There are several benefits to using this system of page identification:
- Eliminating duplicate results. Imagine if search engines ranked websites with points. If there are four addresses leading to the same page, those points would be divided across four pages, diluting each one’s total score. Nominating a canonical address means all the points go to one place, helping it to score more highly in results pages.
- Clarification. If search engines aren’t told which page is canonical, they guess. And that can lead to a less appropriate URL being published – potentially one the site administrators aren’t even aware of. Equally, there might not be any need for someone to type a link ending in /aboutus.php/ if the page displays perfectly well without those thirteen additional characters.
- More traffic. Lengthier domain names are less enticing to audiences. It’s been proven that having to enter (or even click on) lengthy URLs can reduce traffic volumes. When it comes to manually entering website addresses, shorter is preferable; when it comes to brand recall, simpler addresses perform more strongly.
- Analytics results. It’s easier to track and investigate metrics like traffic volumes if the results are all attached to a single page. Platforms like Google Analytics are hugely powerful in terms of editing web content and improving SEO performance, but it’s important to ensure they’re being supplied with accurate data.
How do I incorporate canonicals into my site?
That depends to a large extent on how your site is programmed. For instance, the popular Yoast SEO plugin for WordPress has a canonical URL box in its advanced page settings menu, alongside meta robots index and breadcrumbs title fields. This will inform the search engines about a page’s optimal designation.

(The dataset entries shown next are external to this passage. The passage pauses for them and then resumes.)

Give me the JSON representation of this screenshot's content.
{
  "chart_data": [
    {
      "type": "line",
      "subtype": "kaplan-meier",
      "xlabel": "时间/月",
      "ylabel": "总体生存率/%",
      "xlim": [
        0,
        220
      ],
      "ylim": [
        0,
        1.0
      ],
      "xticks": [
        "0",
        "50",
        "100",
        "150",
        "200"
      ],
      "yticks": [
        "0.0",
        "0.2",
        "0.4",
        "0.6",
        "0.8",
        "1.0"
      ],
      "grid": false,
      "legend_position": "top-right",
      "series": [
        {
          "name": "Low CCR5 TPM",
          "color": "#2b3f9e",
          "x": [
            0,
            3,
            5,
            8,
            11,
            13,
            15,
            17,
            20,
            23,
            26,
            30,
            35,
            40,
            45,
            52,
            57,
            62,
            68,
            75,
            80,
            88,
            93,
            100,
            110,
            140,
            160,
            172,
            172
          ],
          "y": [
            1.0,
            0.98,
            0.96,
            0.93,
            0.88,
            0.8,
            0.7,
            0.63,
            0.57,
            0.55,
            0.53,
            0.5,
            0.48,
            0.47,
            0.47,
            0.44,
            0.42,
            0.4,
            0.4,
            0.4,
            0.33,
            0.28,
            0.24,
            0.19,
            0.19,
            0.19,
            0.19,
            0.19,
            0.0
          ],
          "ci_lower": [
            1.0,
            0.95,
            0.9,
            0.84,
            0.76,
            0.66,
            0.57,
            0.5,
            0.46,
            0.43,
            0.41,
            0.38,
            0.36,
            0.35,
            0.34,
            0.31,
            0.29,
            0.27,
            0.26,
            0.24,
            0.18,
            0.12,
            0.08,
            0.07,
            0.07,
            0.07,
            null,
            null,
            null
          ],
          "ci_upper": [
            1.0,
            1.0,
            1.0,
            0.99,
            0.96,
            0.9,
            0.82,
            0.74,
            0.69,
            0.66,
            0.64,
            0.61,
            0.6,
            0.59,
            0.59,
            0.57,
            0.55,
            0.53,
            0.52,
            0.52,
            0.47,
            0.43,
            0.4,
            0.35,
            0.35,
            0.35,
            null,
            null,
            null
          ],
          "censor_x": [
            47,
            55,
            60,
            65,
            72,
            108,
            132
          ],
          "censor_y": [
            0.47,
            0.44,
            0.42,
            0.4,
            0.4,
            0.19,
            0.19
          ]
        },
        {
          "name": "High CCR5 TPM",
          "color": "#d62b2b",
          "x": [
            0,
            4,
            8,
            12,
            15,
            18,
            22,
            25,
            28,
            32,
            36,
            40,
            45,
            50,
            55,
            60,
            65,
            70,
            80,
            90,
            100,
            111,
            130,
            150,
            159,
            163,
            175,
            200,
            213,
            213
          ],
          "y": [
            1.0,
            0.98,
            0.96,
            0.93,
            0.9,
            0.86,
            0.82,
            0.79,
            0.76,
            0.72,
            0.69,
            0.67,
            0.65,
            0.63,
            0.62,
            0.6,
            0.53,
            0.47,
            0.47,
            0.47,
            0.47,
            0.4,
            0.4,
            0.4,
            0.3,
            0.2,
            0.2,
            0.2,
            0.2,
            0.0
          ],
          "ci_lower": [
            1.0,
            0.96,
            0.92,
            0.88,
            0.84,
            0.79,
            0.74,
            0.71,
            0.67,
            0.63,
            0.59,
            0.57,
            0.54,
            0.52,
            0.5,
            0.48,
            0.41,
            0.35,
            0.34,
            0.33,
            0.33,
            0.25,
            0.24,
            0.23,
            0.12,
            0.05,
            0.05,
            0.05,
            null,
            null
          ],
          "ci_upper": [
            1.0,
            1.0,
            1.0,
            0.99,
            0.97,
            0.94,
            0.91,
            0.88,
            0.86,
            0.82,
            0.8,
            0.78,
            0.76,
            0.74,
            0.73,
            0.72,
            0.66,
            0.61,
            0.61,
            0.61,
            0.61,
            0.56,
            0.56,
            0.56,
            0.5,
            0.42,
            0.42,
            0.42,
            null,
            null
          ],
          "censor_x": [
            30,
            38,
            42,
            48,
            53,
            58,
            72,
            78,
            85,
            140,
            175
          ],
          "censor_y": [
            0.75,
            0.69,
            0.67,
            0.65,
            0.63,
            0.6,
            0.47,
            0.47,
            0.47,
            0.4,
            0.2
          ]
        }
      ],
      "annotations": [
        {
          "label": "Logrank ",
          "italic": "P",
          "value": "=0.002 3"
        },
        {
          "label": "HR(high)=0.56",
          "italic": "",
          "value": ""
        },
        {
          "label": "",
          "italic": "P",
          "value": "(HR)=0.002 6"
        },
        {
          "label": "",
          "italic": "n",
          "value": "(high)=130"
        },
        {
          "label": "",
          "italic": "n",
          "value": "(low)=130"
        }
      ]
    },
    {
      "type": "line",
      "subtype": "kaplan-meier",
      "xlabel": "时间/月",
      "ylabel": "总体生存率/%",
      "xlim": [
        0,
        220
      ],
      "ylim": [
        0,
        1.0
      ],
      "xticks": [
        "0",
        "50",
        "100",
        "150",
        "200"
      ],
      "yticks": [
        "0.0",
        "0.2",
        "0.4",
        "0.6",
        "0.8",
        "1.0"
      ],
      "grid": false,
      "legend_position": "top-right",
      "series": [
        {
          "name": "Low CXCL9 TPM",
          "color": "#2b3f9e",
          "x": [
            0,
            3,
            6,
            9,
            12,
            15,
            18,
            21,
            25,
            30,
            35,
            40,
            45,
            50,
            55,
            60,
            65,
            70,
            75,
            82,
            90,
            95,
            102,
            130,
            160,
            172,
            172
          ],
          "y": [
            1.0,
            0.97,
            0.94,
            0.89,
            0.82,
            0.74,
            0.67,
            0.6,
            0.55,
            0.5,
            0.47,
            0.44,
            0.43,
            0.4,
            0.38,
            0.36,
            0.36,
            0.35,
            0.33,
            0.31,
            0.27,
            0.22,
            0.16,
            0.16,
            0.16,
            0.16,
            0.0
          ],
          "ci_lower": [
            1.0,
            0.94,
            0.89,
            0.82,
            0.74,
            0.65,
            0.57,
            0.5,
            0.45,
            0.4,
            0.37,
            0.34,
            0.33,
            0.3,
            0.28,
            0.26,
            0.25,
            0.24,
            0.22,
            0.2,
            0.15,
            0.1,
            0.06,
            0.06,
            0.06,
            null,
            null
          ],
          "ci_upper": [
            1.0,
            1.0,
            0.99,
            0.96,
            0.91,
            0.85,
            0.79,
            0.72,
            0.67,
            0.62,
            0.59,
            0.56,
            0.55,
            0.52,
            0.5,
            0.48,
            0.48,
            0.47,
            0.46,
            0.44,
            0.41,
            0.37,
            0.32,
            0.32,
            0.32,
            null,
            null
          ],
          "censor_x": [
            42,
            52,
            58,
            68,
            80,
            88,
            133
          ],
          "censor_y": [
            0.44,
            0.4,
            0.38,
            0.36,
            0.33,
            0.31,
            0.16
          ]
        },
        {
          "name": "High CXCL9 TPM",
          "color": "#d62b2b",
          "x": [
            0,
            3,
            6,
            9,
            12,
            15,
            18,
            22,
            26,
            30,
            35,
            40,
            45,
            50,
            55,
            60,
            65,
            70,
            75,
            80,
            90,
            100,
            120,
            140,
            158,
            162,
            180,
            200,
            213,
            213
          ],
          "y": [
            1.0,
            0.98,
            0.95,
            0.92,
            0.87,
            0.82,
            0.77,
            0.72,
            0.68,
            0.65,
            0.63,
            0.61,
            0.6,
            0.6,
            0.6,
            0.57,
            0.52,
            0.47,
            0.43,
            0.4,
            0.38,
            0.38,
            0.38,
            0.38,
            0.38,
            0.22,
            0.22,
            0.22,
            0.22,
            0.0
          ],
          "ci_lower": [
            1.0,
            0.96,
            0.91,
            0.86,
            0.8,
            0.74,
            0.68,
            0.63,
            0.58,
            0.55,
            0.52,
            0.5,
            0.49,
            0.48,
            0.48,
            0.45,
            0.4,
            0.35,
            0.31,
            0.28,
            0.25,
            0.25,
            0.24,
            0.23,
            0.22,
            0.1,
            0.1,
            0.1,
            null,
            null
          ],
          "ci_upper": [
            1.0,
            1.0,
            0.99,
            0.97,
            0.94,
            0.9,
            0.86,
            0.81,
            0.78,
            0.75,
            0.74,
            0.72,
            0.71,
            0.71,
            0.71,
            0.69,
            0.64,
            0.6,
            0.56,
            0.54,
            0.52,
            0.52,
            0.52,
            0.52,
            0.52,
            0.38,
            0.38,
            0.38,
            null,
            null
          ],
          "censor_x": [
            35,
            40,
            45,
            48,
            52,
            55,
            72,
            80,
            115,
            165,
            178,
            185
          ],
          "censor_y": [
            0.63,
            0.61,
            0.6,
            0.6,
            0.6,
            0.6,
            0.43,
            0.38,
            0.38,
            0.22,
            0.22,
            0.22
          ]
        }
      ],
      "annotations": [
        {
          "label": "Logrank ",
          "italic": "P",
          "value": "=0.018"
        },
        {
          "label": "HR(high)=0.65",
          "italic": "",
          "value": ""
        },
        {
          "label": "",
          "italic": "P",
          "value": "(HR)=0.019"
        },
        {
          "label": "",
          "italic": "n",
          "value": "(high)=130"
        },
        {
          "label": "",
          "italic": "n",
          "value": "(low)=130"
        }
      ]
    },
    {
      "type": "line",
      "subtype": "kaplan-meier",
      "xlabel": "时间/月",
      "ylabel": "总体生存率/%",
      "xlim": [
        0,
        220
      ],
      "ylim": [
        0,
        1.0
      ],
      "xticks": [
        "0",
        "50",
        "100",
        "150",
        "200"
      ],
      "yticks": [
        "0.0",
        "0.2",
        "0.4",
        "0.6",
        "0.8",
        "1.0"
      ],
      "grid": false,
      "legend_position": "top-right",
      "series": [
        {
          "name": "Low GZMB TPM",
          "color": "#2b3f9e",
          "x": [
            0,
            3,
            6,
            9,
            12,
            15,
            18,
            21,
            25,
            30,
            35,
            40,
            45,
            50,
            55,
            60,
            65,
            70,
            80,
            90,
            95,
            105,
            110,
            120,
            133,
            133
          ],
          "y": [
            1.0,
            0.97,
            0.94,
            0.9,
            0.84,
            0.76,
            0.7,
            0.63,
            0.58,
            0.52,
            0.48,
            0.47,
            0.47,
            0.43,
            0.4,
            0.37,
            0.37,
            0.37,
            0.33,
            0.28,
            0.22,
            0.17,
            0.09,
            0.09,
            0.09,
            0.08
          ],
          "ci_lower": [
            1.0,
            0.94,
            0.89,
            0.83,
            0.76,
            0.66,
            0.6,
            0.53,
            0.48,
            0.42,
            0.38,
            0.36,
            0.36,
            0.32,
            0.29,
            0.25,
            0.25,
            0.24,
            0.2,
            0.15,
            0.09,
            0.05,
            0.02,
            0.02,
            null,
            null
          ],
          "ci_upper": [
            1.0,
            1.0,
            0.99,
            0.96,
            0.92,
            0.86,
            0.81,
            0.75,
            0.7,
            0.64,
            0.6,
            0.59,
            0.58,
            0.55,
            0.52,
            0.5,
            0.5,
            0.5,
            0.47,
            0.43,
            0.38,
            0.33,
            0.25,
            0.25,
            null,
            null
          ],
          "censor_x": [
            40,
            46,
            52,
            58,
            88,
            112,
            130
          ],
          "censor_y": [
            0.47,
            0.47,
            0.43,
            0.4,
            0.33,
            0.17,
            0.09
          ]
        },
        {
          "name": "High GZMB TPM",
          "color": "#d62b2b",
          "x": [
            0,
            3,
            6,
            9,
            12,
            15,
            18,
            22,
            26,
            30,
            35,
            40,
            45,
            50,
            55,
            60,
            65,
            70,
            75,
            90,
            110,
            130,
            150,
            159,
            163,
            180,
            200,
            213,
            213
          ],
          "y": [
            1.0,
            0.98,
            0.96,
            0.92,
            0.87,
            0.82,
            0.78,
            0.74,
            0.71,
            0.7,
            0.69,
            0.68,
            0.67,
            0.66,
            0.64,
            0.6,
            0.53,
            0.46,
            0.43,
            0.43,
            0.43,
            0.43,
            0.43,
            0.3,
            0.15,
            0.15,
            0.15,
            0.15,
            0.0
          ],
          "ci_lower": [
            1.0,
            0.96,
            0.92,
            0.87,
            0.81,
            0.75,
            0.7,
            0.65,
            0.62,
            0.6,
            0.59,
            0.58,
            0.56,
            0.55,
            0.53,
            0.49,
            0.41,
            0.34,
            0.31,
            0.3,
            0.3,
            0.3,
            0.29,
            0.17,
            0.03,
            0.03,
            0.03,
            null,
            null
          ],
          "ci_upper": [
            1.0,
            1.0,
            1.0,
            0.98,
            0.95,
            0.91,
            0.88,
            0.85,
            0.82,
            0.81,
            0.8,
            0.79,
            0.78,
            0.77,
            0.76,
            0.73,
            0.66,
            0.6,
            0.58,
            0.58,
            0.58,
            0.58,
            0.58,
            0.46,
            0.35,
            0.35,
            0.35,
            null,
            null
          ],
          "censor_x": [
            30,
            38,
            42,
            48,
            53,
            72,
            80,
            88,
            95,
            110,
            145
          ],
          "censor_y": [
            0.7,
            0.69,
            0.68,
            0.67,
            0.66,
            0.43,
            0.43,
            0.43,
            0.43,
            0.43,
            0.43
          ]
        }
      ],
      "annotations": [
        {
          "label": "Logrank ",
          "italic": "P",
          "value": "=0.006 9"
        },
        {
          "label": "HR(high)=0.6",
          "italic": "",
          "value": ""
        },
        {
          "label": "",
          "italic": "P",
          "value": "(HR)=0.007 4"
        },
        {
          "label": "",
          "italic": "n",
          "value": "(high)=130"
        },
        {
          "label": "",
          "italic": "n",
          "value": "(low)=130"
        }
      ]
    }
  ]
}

It’s also possible to generate canonicals from external sites, which is useful when content is being republished elsewhere by permission. The original content provider is credited with any offsite page views, while the secondary site provides extra content to its audiences. However, this should only be attempted by people familiar with the canonicalization process, since multiple canonical links can perform unexpectedly.
Finally, be aware that Google is becoming particularly keen on secured websites. It’s advisable for canonical links to direct to HTTPS pages, if content anywhere else on the site involves sensitive data or encrypted connections.